Ben se puso de pie y buscó en su bolsillo.

—Profesor, quiero que le eche un vistazo a algo. —Sacó el CD metido en la caja de plástico—. ¿Puedo? —Rodeó el escritorio e insertó el disco en el ordenador.

—¿Qué es esto? —preguntó Arno mientras la máquina arrancaba.

—Algo que Oliver vio la noche en que murió —dijo Ben—. Mire.

Arno miró la pantalla desconcertado. Leigh permaneció en su silla, no quería volver a ver el vídeo.

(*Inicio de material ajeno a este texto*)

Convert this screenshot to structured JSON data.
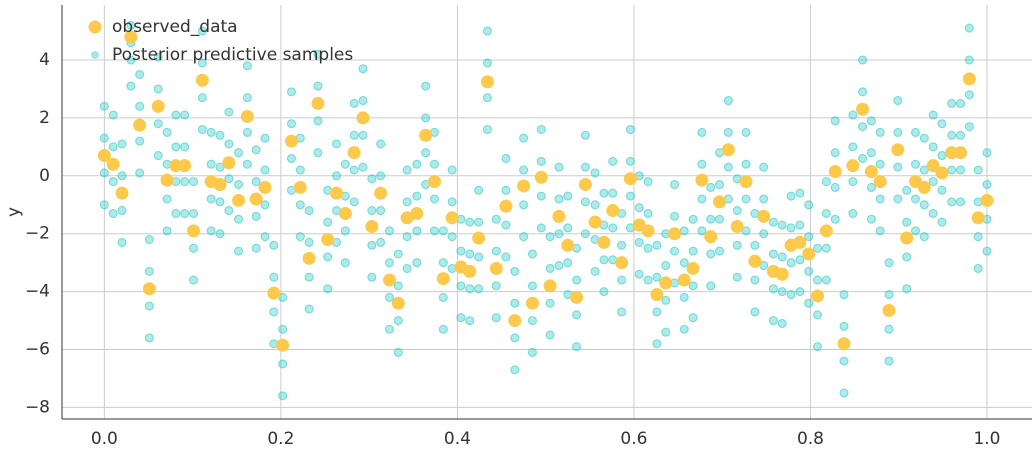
{
  "chart_data": {
    "type": "scatter",
    "y_label": "y",
    "xlim": [
      -0.048,
      1.051
    ],
    "ylim": [
      -8.4,
      5.9
    ],
    "xticks": [
      {
        "value": 0,
        "label": "0.0"
      },
      0.2,
      0.4,
      0.6,
      0.8,
      {
        "value": 1,
        "label": "1.0"
      }
    ],
    "yticks": [
      {
        "value": -8,
        "label": "−8"
      },
      {
        "value": -6,
        "label": "−6"
      },
      {
        "value": -4,
        "label": "−4"
      },
      {
        "value": -2,
        "label": "−2"
      },
      0,
      2,
      4
    ],
    "grid": true,
    "legend": "upper left",
    "x": [
      0,
      0.01,
      0.02,
      0.03,
      0.04,
      0.051,
      0.061,
      0.071,
      0.081,
      0.091,
      0.101,
      0.111,
      0.121,
      0.131,
      0.141,
      0.152,
      0.162,
      0.172,
      0.182,
      0.192,
      0.202,
      0.212,
      0.222,
      0.232,
      0.242,
      0.253,
      0.263,
      0.273,
      0.283,
      0.293,
      0.303,
      0.313,
      0.323,
      0.333,
      0.343,
      0.354,
      0.364,
      0.374,
      0.384,
      0.394,
      0.404,
      0.414,
      0.424,
      0.434,
      0.444,
      0.455,
      0.465,
      0.475,
      0.485,
      0.495,
      0.505,
      0.515,
      0.525,
      0.535,
      0.545,
      0.556,
      0.566,
      0.576,
      0.586,
      0.596,
      0.606,
      0.616,
      0.626,
      0.636,
      0.646,
      0.657,
      0.667,
      0.677,
      0.687,
      0.697,
      0.707,
      0.717,
      0.727,
      0.737,
      0.747,
      0.758,
      0.768,
      0.778,
      0.788,
      0.798,
      0.808,
      0.818,
      0.828,
      0.838,
      0.848,
      0.859,
      0.869,
      0.879,
      0.889,
      0.899,
      0.909,
      0.919,
      0.929,
      0.939,
      0.949,
      0.96,
      0.97,
      0.98,
      0.99,
      1.0
    ],
    "series": [
      {
        "name": "observed_data",
        "color": "#fdc94a",
        "values": [
          0.7,
          0.4,
          -0.6,
          4.8,
          1.75,
          -3.9,
          2.4,
          -0.15,
          0.35,
          0.35,
          -1.9,
          3.3,
          -0.2,
          -0.3,
          0.45,
          -0.85,
          2.05,
          -0.8,
          -0.4,
          -4.05,
          -5.85,
          1.2,
          -0.4,
          -2.85,
          2.5,
          -2.2,
          -0.6,
          -1.3,
          0.8,
          2.0,
          -1.75,
          -0.6,
          -3.6,
          -4.4,
          -1.45,
          -1.3,
          1.4,
          -0.2,
          -3.55,
          -1.45,
          -3.15,
          -3.3,
          -2.15,
          3.25,
          -3.2,
          -1.05,
          -5.0,
          -0.35,
          -4.4,
          -0.05,
          -3.8,
          -1.4,
          -2.4,
          -4.2,
          -0.3,
          -1.6,
          -2.3,
          -1.2,
          -3.0,
          -0.1,
          -1.7,
          -1.9,
          -4.1,
          -3.7,
          -2.0,
          -3.6,
          -3.2,
          -0.15,
          -2.1,
          -0.9,
          0.9,
          -1.75,
          -0.2,
          -2.95,
          -1.4,
          -3.3,
          -3.4,
          -2.4,
          -2.3,
          -2.7,
          -4.15,
          -1.9,
          0.15,
          -5.8,
          0.35,
          2.3,
          0.15,
          -0.2,
          -4.65,
          0.9,
          -2.15,
          -0.2,
          -0.4,
          0.35,
          0.1,
          0.8,
          0.8,
          3.35,
          -1.45,
          -0.85
        ]
      },
      {
        "name": "Posterior predictive samples",
        "color": "#17c3bf",
        "values": [
          [
            -1.0,
            0.1,
            1.3,
            2.4
          ],
          [
            -1.3,
            -0.2,
            1.0,
            2.1
          ],
          [
            -2.3,
            -1.2,
            0.0,
            1.1
          ],
          [
            3.1,
            4.0,
            4.6,
            5.2
          ],
          [
            0.1,
            1.2,
            2.4,
            3.5
          ],
          [
            -5.6,
            -4.5,
            -3.3,
            -2.2
          ],
          [
            0.7,
            1.8,
            3.0,
            4.1
          ],
          [
            -1.9,
            -0.8,
            0.4,
            1.5
          ],
          [
            -1.3,
            -0.2,
            1.0,
            2.1
          ],
          [
            -1.3,
            -0.2,
            1.0,
            2.1
          ],
          [
            -3.6,
            -2.5,
            -1.3,
            -0.2
          ],
          [
            1.6,
            2.7,
            3.9,
            5.0
          ],
          [
            -1.9,
            -0.8,
            0.4,
            1.5
          ],
          [
            -2.0,
            -0.9,
            0.3,
            1.4
          ],
          [
            -1.2,
            -0.1,
            1.1,
            2.2
          ],
          [
            -2.6,
            -1.5,
            -0.3,
            0.8
          ],
          [
            0.4,
            1.5,
            2.7,
            3.8
          ],
          [
            -2.5,
            -1.4,
            -0.2,
            0.9
          ],
          [
            -2.1,
            -1.0,
            0.2,
            1.3
          ],
          [
            -5.8,
            -4.7,
            -3.5,
            -2.4
          ],
          [
            -7.6,
            -6.5,
            -5.3,
            -4.2
          ],
          [
            -0.5,
            0.6,
            1.8,
            2.9
          ],
          [
            -2.1,
            -1.0,
            0.2,
            1.3
          ],
          [
            -4.6,
            -3.5,
            -2.3,
            -1.2
          ],
          [
            0.8,
            1.9,
            3.1,
            4.2
          ],
          [
            -3.9,
            -2.8,
            -1.6,
            -0.5
          ],
          [
            -2.3,
            -1.2,
            0.0,
            1.1
          ],
          [
            -3.0,
            -1.9,
            -0.7,
            0.4
          ],
          [
            -0.9,
            0.2,
            1.4,
            2.5
          ],
          [
            0.3,
            1.4,
            2.6,
            3.7
          ],
          [
            -3.5,
            -2.4,
            -1.2,
            -0.1
          ],
          [
            -2.3,
            -1.2,
            0.0,
            1.1
          ],
          [
            -5.3,
            -4.2,
            -3.0,
            -1.9
          ],
          [
            -6.1,
            -5.0,
            -3.8,
            -2.7
          ],
          [
            -3.2,
            -2.1,
            -0.9,
            0.2
          ],
          [
            -3.0,
            -1.9,
            -0.7,
            0.4
          ],
          [
            -0.3,
            0.8,
            2.0,
            3.1
          ],
          [
            -1.9,
            -0.8,
            0.4,
            1.5
          ],
          [
            -5.3,
            -4.2,
            -3.0,
            -1.9
          ],
          [
            -3.2,
            -2.1,
            -0.9,
            0.2
          ],
          [
            -4.9,
            -3.8,
            -2.6,
            -1.5
          ],
          [
            -5.0,
            -3.9,
            -2.7,
            -1.6
          ],
          [
            -3.9,
            -2.8,
            -1.6,
            -0.5
          ],
          [
            1.6,
            2.7,
            3.9,
            5.0
          ],
          [
            -4.9,
            -3.8,
            -2.6,
            -1.5
          ],
          [
            -2.8,
            -1.7,
            -0.5,
            0.6
          ],
          [
            -6.7,
            -5.6,
            -4.4,
            -3.3
          ],
          [
            -2.1,
            -1.0,
            0.2,
            1.3
          ],
          [
            -6.1,
            -5.0,
            -3.8,
            -2.7
          ],
          [
            -1.8,
            -0.7,
            0.5,
            1.6
          ],
          [
            -5.5,
            -4.4,
            -3.2,
            -2.1
          ],
          [
            -3.1,
            -2.0,
            -0.8,
            0.3
          ],
          [
            -4.1,
            -3.0,
            -1.8,
            -0.7
          ],
          [
            -5.9,
            -4.8,
            -3.6,
            -2.5
          ],
          [
            -2.0,
            -0.9,
            0.3,
            1.4
          ],
          [
            -3.3,
            -2.2,
            -1.0,
            0.1
          ],
          [
            -4.0,
            -2.9,
            -1.7,
            -0.6
          ],
          [
            -2.9,
            -1.8,
            -0.6,
            0.5
          ],
          [
            -4.7,
            -3.6,
            -2.4,
            -1.3
          ],
          [
            -1.8,
            -0.7,
            0.5,
            1.6
          ],
          [
            -3.4,
            -2.3,
            -1.1,
            0.0
          ],
          [
            -3.6,
            -2.5,
            -1.3,
            -0.2
          ],
          [
            -5.8,
            -4.7,
            -3.5,
            -2.4
          ],
          [
            -5.4,
            -4.3,
            -3.1,
            -2.0
          ],
          [
            -3.7,
            -2.6,
            -1.4,
            -0.3
          ],
          [
            -5.3,
            -4.2,
            -3.0,
            -1.9
          ],
          [
            -4.9,
            -3.8,
            -2.6,
            -1.5
          ],
          [
            -1.9,
            -0.8,
            0.4,
            1.5
          ],
          [
            -3.8,
            -2.7,
            -1.5,
            -0.4
          ],
          [
            -2.6,
            -1.5,
            -0.3,
            0.8
          ],
          [
            -0.8,
            0.3,
            1.5,
            2.6
          ],
          [
            -3.5,
            -2.4,
            -1.2,
            -0.1
          ],
          [
            -1.9,
            -0.8,
            0.4,
            1.5
          ],
          [
            -4.7,
            -3.6,
            -2.4,
            -1.3
          ],
          [
            -3.1,
            -2.0,
            -0.8,
            0.3
          ],
          [
            -5.0,
            -3.9,
            -2.7,
            -1.6
          ],
          [
            -5.1,
            -4.0,
            -2.8,
            -1.7
          ],
          [
            -4.1,
            -3.0,
            -1.8,
            -0.7
          ],
          [
            -4.0,
            -2.9,
            -1.7,
            -0.6
          ],
          [
            -4.4,
            -3.3,
            -2.1,
            -1.0
          ],
          [
            -5.9,
            -4.8,
            -3.6,
            -2.5
          ],
          [
            -3.6,
            -2.5,
            -1.3,
            -0.2
          ],
          [
            -1.5,
            -0.4,
            0.8,
            1.9
          ],
          [
            -7.5,
            -6.4,
            -5.2,
            -4.1
          ],
          [
            -1.3,
            -0.2,
            1.0,
            2.1
          ],
          [
            0.6,
            1.7,
            2.9,
            4.0
          ],
          [
            -1.5,
            -0.4,
            0.8,
            1.9
          ],
          [
            -1.9,
            -0.8,
            0.4,
            1.5
          ],
          [
            -6.4,
            -5.3,
            -4.1,
            -3.0
          ],
          [
            -0.8,
            0.3,
            1.5,
            2.6
          ],
          [
            -3.9,
            -2.8,
            -1.6,
            -0.5
          ],
          [
            -1.9,
            -0.8,
            0.4,
            1.5
          ],
          [
            -2.1,
            -1.0,
            0.2,
            1.3
          ],
          [
            -1.3,
            -0.2,
            1.0,
            2.1
          ],
          [
            -1.6,
            -0.5,
            0.7,
            1.8
          ],
          [
            -0.9,
            0.2,
            1.4,
            2.5
          ],
          [
            -0.9,
            0.2,
            1.4,
            2.5
          ],
          [
            1.7,
            2.8,
            4.0,
            5.1
          ],
          [
            -3.2,
            -2.1,
            -0.9,
            0.2
          ],
          [
            -2.6,
            -1.5,
            -0.3,
            0.8
          ]
        ]
      }
    ]
  }
}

Las imágenes comenzaron a reproducirse. Ben observó la cara del profesor mientras el vídeo avanzaba. Estaban sacando a la víctima. El macabro espectáculo había comenzado.

Los ojos del anciano se abrieron exageradamente y sus mejillas palidecieron. Señaló la pantalla con un dedo tembloroso.

Ben detuvo el archivo justo antes de que arrancaran la lengua de la víctima. En la imagen congelada el rostro del hombre aparecía contraído por el terror. La hoja estaba suspendida en el aire, a la luz de las velas.

Arno se desplomó en su asiento.

Dios mío —musitó, y se secó el sudor de la frente con un pañuelo—. Así que es cierto.

—¿Qué es cierto, profesor? —preguntó Leigh.

Arno estaba a punto de responder cuando la ventana que tenía a sus espaldas explotó y un borbotón de sangre salpicó la pantalla del ordenador.